Heading into the second half, now might be an opportune time to look at price action in risk-on cyclical sectors and industries. While the Magnificent Seven captured the awe of the financial media for much of the first two quarters of 2023, June featured a remarkable catch-up in some less-loved areas. One such niche is the metals and mining industry.
I have a buy rating on the SPDR S&P Metals and Mining ETF (NYSEARCA:XME). The fund features a low expense ratio, favorable valuation, and decent technical trends despite relative weakness for the better part of the last four months.
XME vs SPY: A Poor Relative Stretch Last 4 Months, Near Key Relative Support
According to the issuer, XME offers investors exposure to the metals & mining segment of the S&P TMI, which comprises the following sub-industries: Aluminum, Coal & Consumable Fuels, Copper, Diversified Metals & Mining, Gold, Precious Metals & Minerals, Silver, and Steel.
With a somewhat low annual expense ratio of 0.35%, XME offers an efficient way for investors to get exposure to global firms that should benefit from heavy investment into manufacturing activity.
Does High Manufacturing Spending Bode Well for Metals & Mining Firms?
Key mining products go into various manufacturing construction processes, and XME’s diversified sub-industry exposure is a positive attribute. With $1.8 billion in assets under management, the fund’s weighted average price-to-earnings ratio on a forward basis is low at just 8.3, though that is up modestly from when I last reviewed the ETF. Holding 33 total stocks, the weighted average market cap is $10.4 billion and XME’s trailing 12-month dividend yield is about on par with the S&P 500’s average at 1.7% and average volume is often near two million shares daily. Tradeability is indeed high as the ETF’s 30-day median bid/ask spread is a modest two basis points while the portfolio sells right near its NAV. It’s key for investors to recognize that XME is a modified equal-weight portfolio with most positions in the 3% to 5% weight range.

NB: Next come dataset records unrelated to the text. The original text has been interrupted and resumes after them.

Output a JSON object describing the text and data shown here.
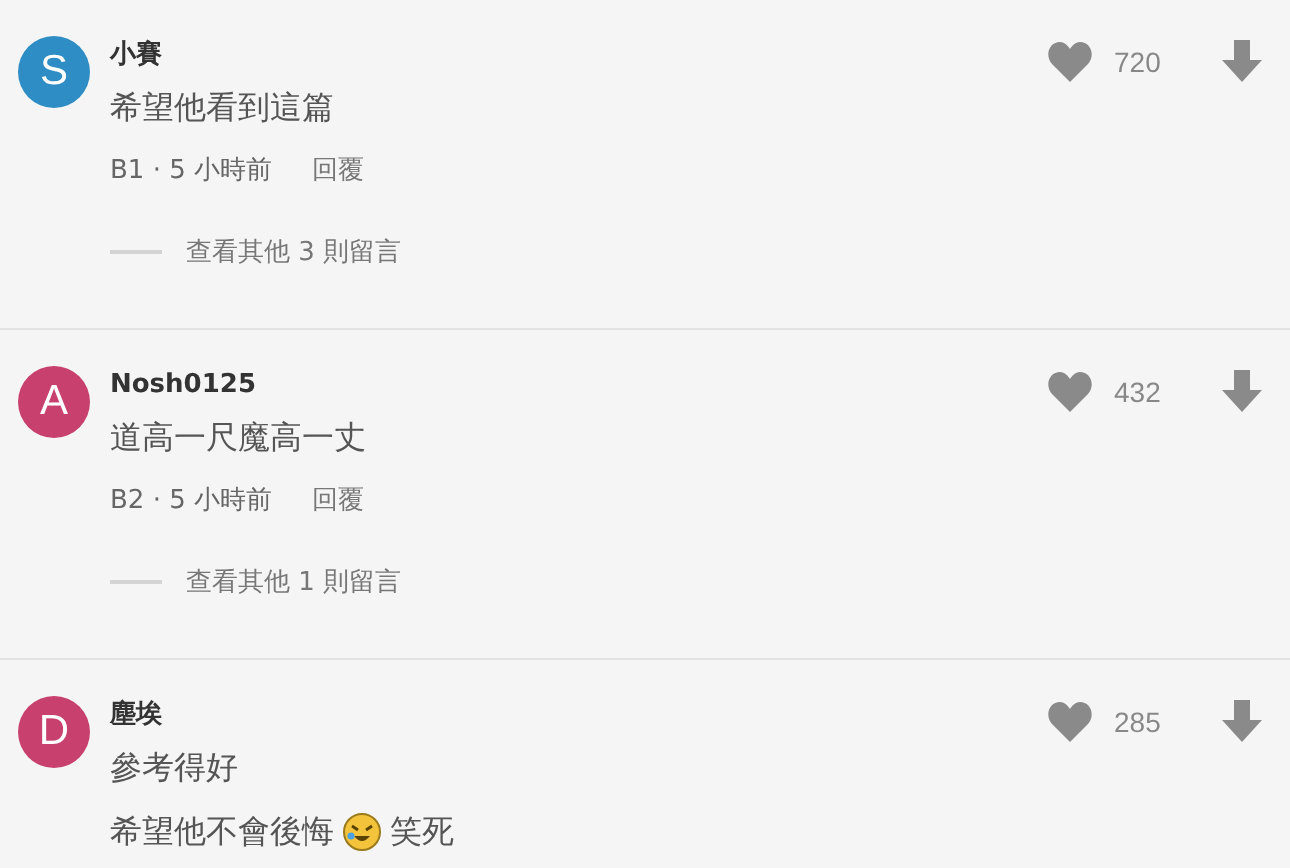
{
  "comments": [
    {
      "avatar": {
        "letter": "S",
        "color": "#2e8dc4"
      },
      "author": "小賽",
      "likes": "720",
      "body": [
        [
          {
            "kind": "text",
            "text": "希望他看到這篇"
          }
        ]
      ],
      "meta": "B1 · 5 小時前",
      "reply": "回覆",
      "more_replies": "查看其他 3 則留言"
    },
    {
      "avatar": {
        "letter": "A",
        "color": "#c8406d"
      },
      "author": "Nosh0125",
      "likes": "432",
      "body": [
        [
          {
            "kind": "text",
            "text": "道高一尺魔高一丈"
          }
        ]
      ],
      "meta": "B2 · 5 小時前",
      "reply": "回覆",
      "more_replies": "查看其他 1 則留言"
    },
    {
      "avatar": {
        "letter": "D",
        "color": "#c8406d"
      },
      "author": "塵埃",
      "likes": "285",
      "body": [
        [
          {
            "kind": "text",
            "text": "參考得好"
          }
        ],
        [
          {
            "kind": "text",
            "text": "希望他不會後悔"
          },
          {
            "kind": "emoji"
          },
          {
            "kind": "text",
            "text": "笑死"
          }
        ]
      ]
    }
  ]
}
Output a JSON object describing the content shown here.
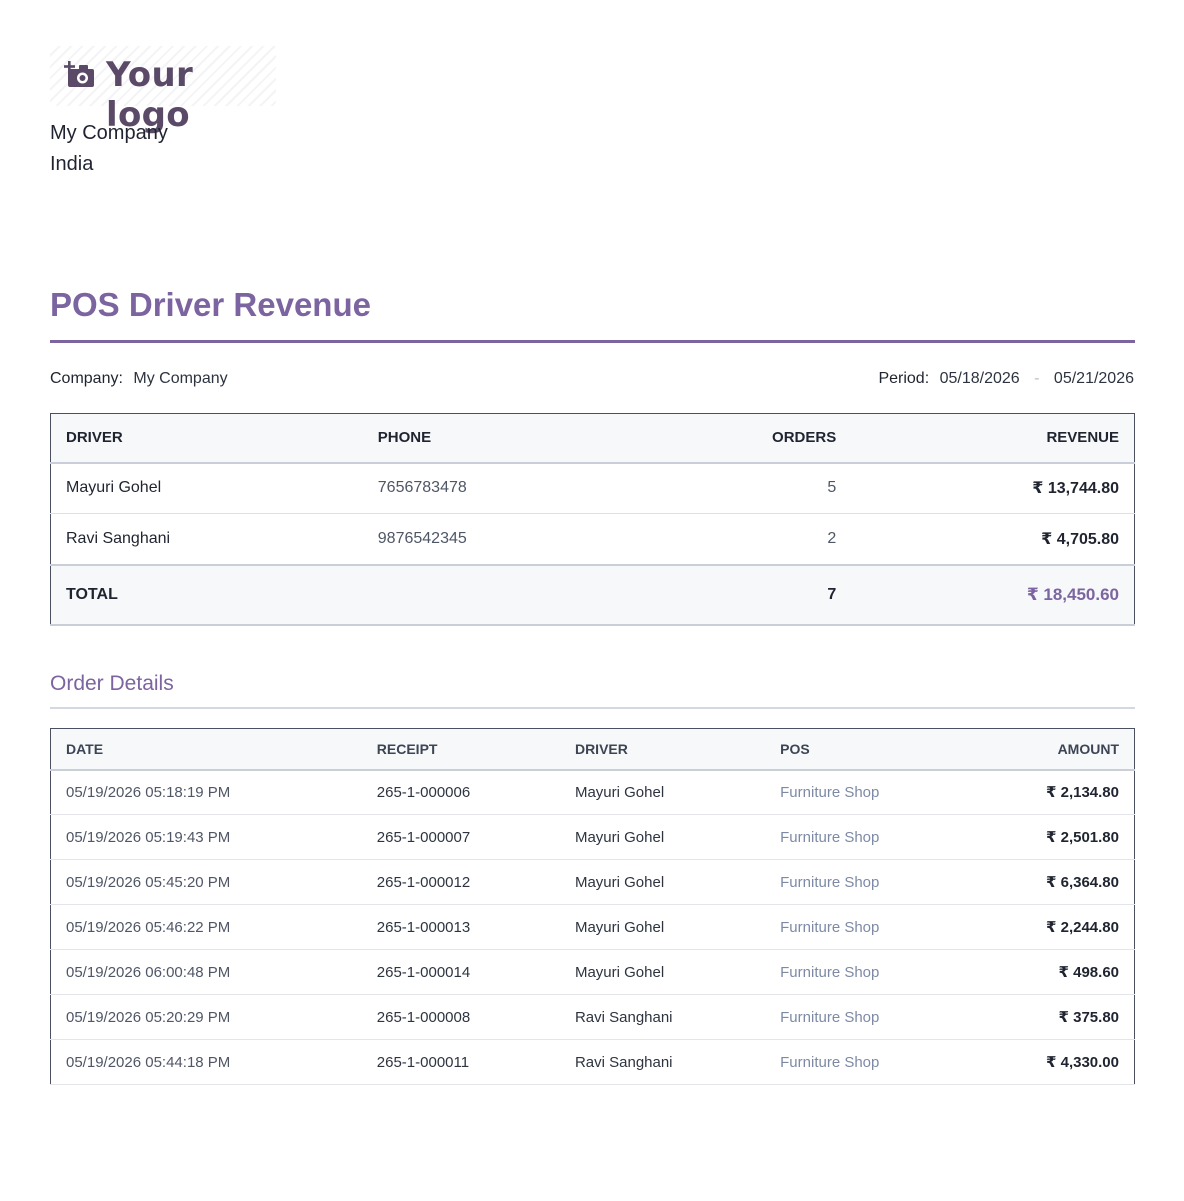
{
  "logo": {
    "text": "Your logo",
    "icon": "camera-plus-icon"
  },
  "company_block": {
    "name": "My Company",
    "country": "India"
  },
  "report": {
    "title": "POS Driver Revenue",
    "company_label": "Company:",
    "company_value": "My Company",
    "period_label": "Period:",
    "period_start": "05/18/2026",
    "period_separator": "-",
    "period_end": "05/21/2026"
  },
  "summary": {
    "headers": {
      "driver": "DRIVER",
      "phone": "PHONE",
      "orders": "ORDERS",
      "revenue": "REVENUE"
    },
    "rows": [
      {
        "driver": "Mayuri Gohel",
        "phone": "7656783478",
        "orders": "5",
        "revenue": "₹ 13,744.80"
      },
      {
        "driver": "Ravi Sanghani",
        "phone": "9876542345",
        "orders": "2",
        "revenue": "₹ 4,705.80"
      }
    ],
    "total": {
      "label": "TOTAL",
      "orders": "7",
      "revenue": "₹ 18,450.60"
    }
  },
  "details": {
    "title": "Order Details",
    "headers": {
      "date": "DATE",
      "receipt": "RECEIPT",
      "driver": "DRIVER",
      "pos": "POS",
      "amount": "AMOUNT"
    },
    "rows": [
      {
        "date": "05/19/2026 05:18:19 PM",
        "receipt": "265-1-000006",
        "driver": "Mayuri Gohel",
        "pos": "Furniture Shop",
        "amount": "₹ 2,134.80"
      },
      {
        "date": "05/19/2026 05:19:43 PM",
        "receipt": "265-1-000007",
        "driver": "Mayuri Gohel",
        "pos": "Furniture Shop",
        "amount": "₹ 2,501.80"
      },
      {
        "date": "05/19/2026 05:45:20 PM",
        "receipt": "265-1-000012",
        "driver": "Mayuri Gohel",
        "pos": "Furniture Shop",
        "amount": "₹ 6,364.80"
      },
      {
        "date": "05/19/2026 05:46:22 PM",
        "receipt": "265-1-000013",
        "driver": "Mayuri Gohel",
        "pos": "Furniture Shop",
        "amount": "₹ 2,244.80"
      },
      {
        "date": "05/19/2026 06:00:48 PM",
        "receipt": "265-1-000014",
        "driver": "Mayuri Gohel",
        "pos": "Furniture Shop",
        "amount": "₹ 498.60"
      },
      {
        "date": "05/19/2026 05:20:29 PM",
        "receipt": "265-1-000008",
        "driver": "Ravi Sanghani",
        "pos": "Furniture Shop",
        "amount": "₹ 375.80"
      },
      {
        "date": "05/19/2026 05:44:18 PM",
        "receipt": "265-1-000011",
        "driver": "Ravi Sanghani",
        "pos": "Furniture Shop",
        "amount": "₹ 4,330.00"
      }
    ]
  },
  "colors": {
    "accent": "#7b64a0",
    "logo": "#5a4a68",
    "pos_link": "#7d8aa6"
  }
}
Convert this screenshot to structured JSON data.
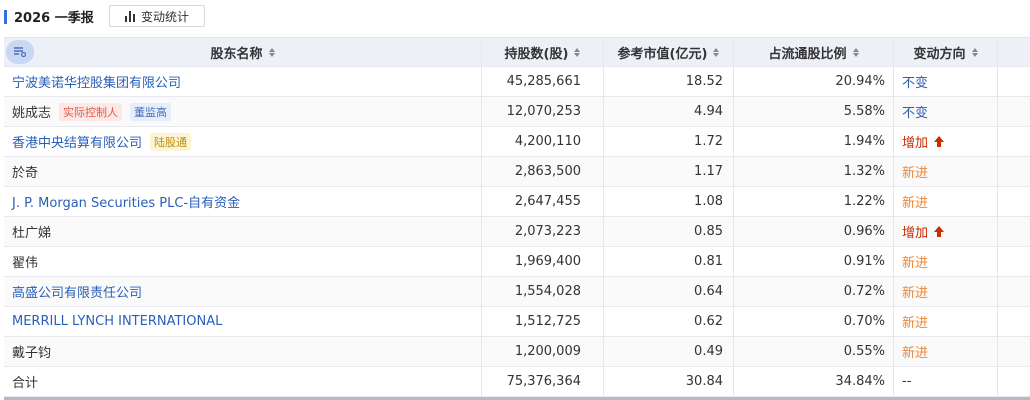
{
  "header": {
    "period": "2026 一季报",
    "stat_button": "变动统计",
    "stat_icon": "bar-chart-icon"
  },
  "table": {
    "filter_icon": "filter-list-icon",
    "columns": [
      "股东名称",
      "持股数(股)",
      "参考市值(亿元)",
      "占流通股比例",
      "变动方向"
    ],
    "rows": [
      {
        "name": "宁波美诺华控股集团有限公司",
        "link": true,
        "tags": [],
        "shares": "45,285,661",
        "value": "18.52",
        "ratio": "20.94%",
        "direction": "不变",
        "dir_type": "same"
      },
      {
        "name": "姚成志",
        "link": false,
        "tags": [
          {
            "text": "实际控制人",
            "style": "red"
          },
          {
            "text": "董监高",
            "style": "blue"
          }
        ],
        "shares": "12,070,253",
        "value": "4.94",
        "ratio": "5.58%",
        "direction": "不变",
        "dir_type": "same"
      },
      {
        "name": "香港中央结算有限公司",
        "link": true,
        "tags": [
          {
            "text": "陆股通",
            "style": "yellow"
          }
        ],
        "shares": "4,200,110",
        "value": "1.72",
        "ratio": "1.94%",
        "direction": "增加",
        "dir_type": "up"
      },
      {
        "name": "於奇",
        "link": false,
        "tags": [],
        "shares": "2,863,500",
        "value": "1.17",
        "ratio": "1.32%",
        "direction": "新进",
        "dir_type": "new"
      },
      {
        "name": "J. P. Morgan Securities PLC-自有资金",
        "link": true,
        "tags": [],
        "shares": "2,647,455",
        "value": "1.08",
        "ratio": "1.22%",
        "direction": "新进",
        "dir_type": "new"
      },
      {
        "name": "杜广娣",
        "link": false,
        "tags": [],
        "shares": "2,073,223",
        "value": "0.85",
        "ratio": "0.96%",
        "direction": "增加",
        "dir_type": "up"
      },
      {
        "name": "翟伟",
        "link": false,
        "tags": [],
        "shares": "1,969,400",
        "value": "0.81",
        "ratio": "0.91%",
        "direction": "新进",
        "dir_type": "new"
      },
      {
        "name": "高盛公司有限责任公司",
        "link": true,
        "tags": [],
        "shares": "1,554,028",
        "value": "0.64",
        "ratio": "0.72%",
        "direction": "新进",
        "dir_type": "new"
      },
      {
        "name": "MERRILL LYNCH INTERNATIONAL",
        "link": true,
        "tags": [],
        "shares": "1,512,725",
        "value": "0.62",
        "ratio": "0.70%",
        "direction": "新进",
        "dir_type": "new"
      },
      {
        "name": "戴子钧",
        "link": false,
        "tags": [],
        "shares": "1,200,009",
        "value": "0.49",
        "ratio": "0.55%",
        "direction": "新进",
        "dir_type": "new"
      }
    ],
    "total": {
      "name": "合计",
      "shares": "75,376,364",
      "value": "30.84",
      "ratio": "34.84%",
      "direction": "--"
    }
  },
  "colors": {
    "accent": "#2f6fe0",
    "link": "#2a5fb8",
    "increase": "#cc2a00",
    "new": "#e8883a"
  }
}
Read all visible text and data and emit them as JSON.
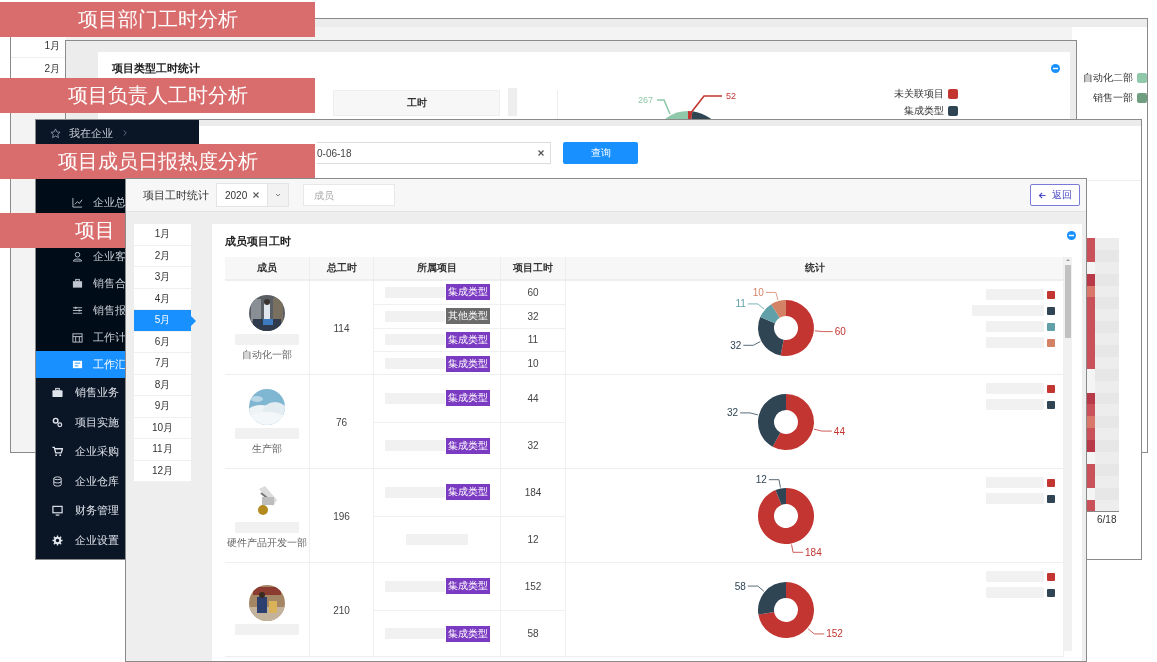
{
  "banners": [
    {
      "text": "项目部门工时分析"
    },
    {
      "text": "项目负责人工时分析"
    },
    {
      "text": "项目成员日报热度分析"
    },
    {
      "text": "项目"
    }
  ],
  "dept_window": {
    "months": [
      "1月",
      "2月"
    ],
    "legend": [
      {
        "label": "自动化二部",
        "color": "#8fc9a9"
      },
      {
        "label": "销售一部",
        "color": "#6f9f80"
      }
    ]
  },
  "type_window": {
    "title": "项目类型工时统计",
    "column_header": "工时",
    "pie_labels": [
      {
        "text": "267",
        "color": "#8fc9a9"
      },
      {
        "text": "52",
        "color": "#c23531"
      }
    ],
    "legend": [
      {
        "label": "未关联项目",
        "color": "#c23531"
      },
      {
        "label": "集成类型",
        "color": "#2f4554"
      }
    ]
  },
  "report_window": {
    "sidebar": [
      {
        "label": "我在企业",
        "selected": false,
        "children": [
          {
            "label": "企业总",
            "selected": false
          },
          {
            "label": "企业客",
            "selected": false
          },
          {
            "label": "销售合",
            "selected": false
          },
          {
            "label": "销售报",
            "selected": false
          },
          {
            "label": "工作计",
            "selected": false
          },
          {
            "label": "工作汇",
            "selected": true
          }
        ]
      },
      {
        "label": "销售业务",
        "selected": false
      },
      {
        "label": "项目实施",
        "selected": false
      },
      {
        "label": "企业采购",
        "selected": false
      },
      {
        "label": "企业仓库",
        "selected": false
      },
      {
        "label": "财务管理",
        "selected": false
      },
      {
        "label": "企业设置",
        "selected": false
      }
    ],
    "date_value": "0-06-18",
    "query_button": "查询",
    "heatmap_label": "6/18",
    "heatmap": [
      {
        "color": "#c9515a"
      },
      {
        "color": "#c9515a"
      },
      {
        "color": "#f4f4f4"
      },
      {
        "color": "#b83a48"
      },
      {
        "color": "#d9776b"
      },
      {
        "color": "#c9515a"
      },
      {
        "color": "#c9515a"
      },
      {
        "color": "#c9515a"
      },
      {
        "color": "#c9515a"
      },
      {
        "color": "#c9515a"
      },
      {
        "color": "#c9515a"
      },
      {
        "color": "#f4f4f4"
      },
      {
        "color": "#f4f4f4"
      },
      {
        "color": "#b83a48"
      },
      {
        "color": "#c9515a"
      },
      {
        "color": "#d9776b"
      },
      {
        "color": "#c9515a"
      },
      {
        "color": "#b83a48"
      },
      {
        "color": "#f4f4f4"
      },
      {
        "color": "#c9515a"
      },
      {
        "color": "#c9515a"
      },
      {
        "color": "#f4f4f4"
      },
      {
        "color": "#c9515a"
      }
    ]
  },
  "stats_window": {
    "title": "项目工时统计",
    "year_select": "2020",
    "member_placeholder": "成员",
    "back_button": "返回",
    "months": [
      {
        "label": "1月",
        "selected": false
      },
      {
        "label": "2月",
        "selected": false
      },
      {
        "label": "3月",
        "selected": false
      },
      {
        "label": "4月",
        "selected": false
      },
      {
        "label": "5月",
        "selected": true
      },
      {
        "label": "6月",
        "selected": false
      },
      {
        "label": "7月",
        "selected": false
      },
      {
        "label": "8月",
        "selected": false
      },
      {
        "label": "9月",
        "selected": false
      },
      {
        "label": "10月",
        "selected": false
      },
      {
        "label": "11月",
        "selected": false
      },
      {
        "label": "12月",
        "selected": false
      }
    ],
    "card_title": "成员项目工时",
    "columns": [
      "成员",
      "总工时",
      "所属项目",
      "项目工时",
      "统计"
    ],
    "rows": [
      {
        "department": "自动化一部",
        "total": "114",
        "projects": [
          {
            "tag": "集成类型",
            "color": "#7b3ac2",
            "hours": "60"
          },
          {
            "tag": "其他类型",
            "color": "#6b6b6b",
            "hours": "32"
          },
          {
            "tag": "集成类型",
            "color": "#7b3ac2",
            "hours": "11"
          },
          {
            "tag": "集成类型",
            "color": "#7b3ac2",
            "hours": "10"
          }
        ],
        "chart_data": {
          "type": "donut",
          "values": [
            60,
            32,
            11,
            10
          ],
          "colors": [
            "#c23531",
            "#2f4554",
            "#61a0a8",
            "#d48265"
          ],
          "data_labels": true
        }
      },
      {
        "department": "生产部",
        "total": "76",
        "projects": [
          {
            "tag": "集成类型",
            "color": "#7b3ac2",
            "hours": "44"
          },
          {
            "tag": "集成类型",
            "color": "#7b3ac2",
            "hours": "32"
          }
        ],
        "chart_data": {
          "type": "donut",
          "values": [
            44,
            32
          ],
          "colors": [
            "#c23531",
            "#2f4554"
          ],
          "data_labels": true
        }
      },
      {
        "department": "硬件产品开发一部",
        "total": "196",
        "projects": [
          {
            "tag": "集成类型",
            "color": "#7b3ac2",
            "hours": "184"
          },
          {
            "hours": "12"
          }
        ],
        "chart_data": {
          "type": "donut",
          "values": [
            184,
            12
          ],
          "colors": [
            "#c23531",
            "#2f4554"
          ],
          "data_labels": true
        }
      },
      {
        "total": "210",
        "projects": [
          {
            "tag": "集成类型",
            "color": "#7b3ac2",
            "hours": "152"
          },
          {
            "tag": "集成类型",
            "color": "#7b3ac2",
            "hours": "58"
          }
        ],
        "chart_data": {
          "type": "donut",
          "values": [
            152,
            58
          ],
          "colors": [
            "#c23531",
            "#2f4554"
          ],
          "data_labels": true
        }
      }
    ]
  }
}
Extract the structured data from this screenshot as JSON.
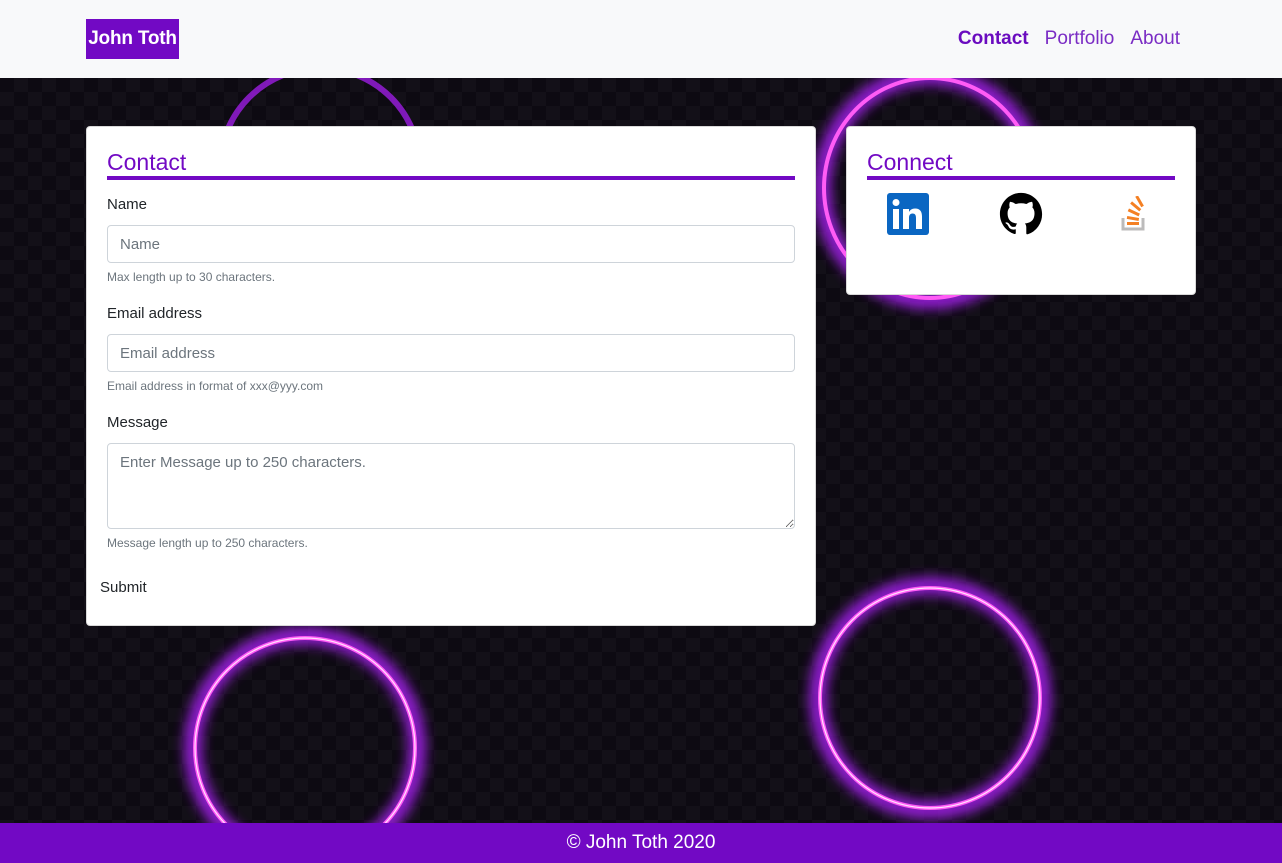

Digging into the portfolio, data from Morningstar reveal that XME is very much a SMID cap portfolio with a high emphasis on the value style (over growth). Factor-wise, XME also ranks high on quality and in volatility, though Seeking Alpha quant data show XME to be an A+ high momentum fund. Lastly, long-term earnings growth is robust, so the PEG ratio (once we get past this earnings soft patch) is less than one, using Morningstar’s figures.
XME: Heavily Small Cap, Value-Oriented
A key risk I find is that there is a remarkably high allocation to the cyclical and niche steel industry. So, should we see a round of poor earnings reports from major global steel companies later this month and in August, the fund could see volatility and downside price action.
XME: Steely Exposure
Seasonally, XME tends to do well in July, but the danger lies in the August and September months of Q3. More broadly and on average, according to data from Equity Clock, loading up in advance of Q4 is the better play. So, I assert the seasonal factor is neutral right now.
XME: Tough Seasonal Stretch Ahead (August – September)
The Technical Take
There have been some interesting technical developments since I last looked at XME in Q4 2022. A trading range with a supportive base in the $38 to $40 range is countered by a resistance zone from $57 to $60. What I like, though, is that the old sideway price range in the $40s from 2021 proved to be key support on pullbacks over the last year-plus.
I must concede that the long-term 200-day moving average is simply flat, proving that there is no trend at the moment. What’s bullish is that the RSI momentum indicator at the top of the chart is solidly in bullish territory (between 40 and 90), so this momentum turn higher could portend future positive price action.
For now, the support and resistance levels mentioned previously are what we should monitor.
XME: Persistent Trading Range, But Strengthening RSI Momentum
The Bottom Line
While there has been negative alpha owning XME (versus the S&P 500) over the last many months, I continue to like its long-run valuation. Recent positive momentum trends are encouraging ahead of the Q2 earnings season.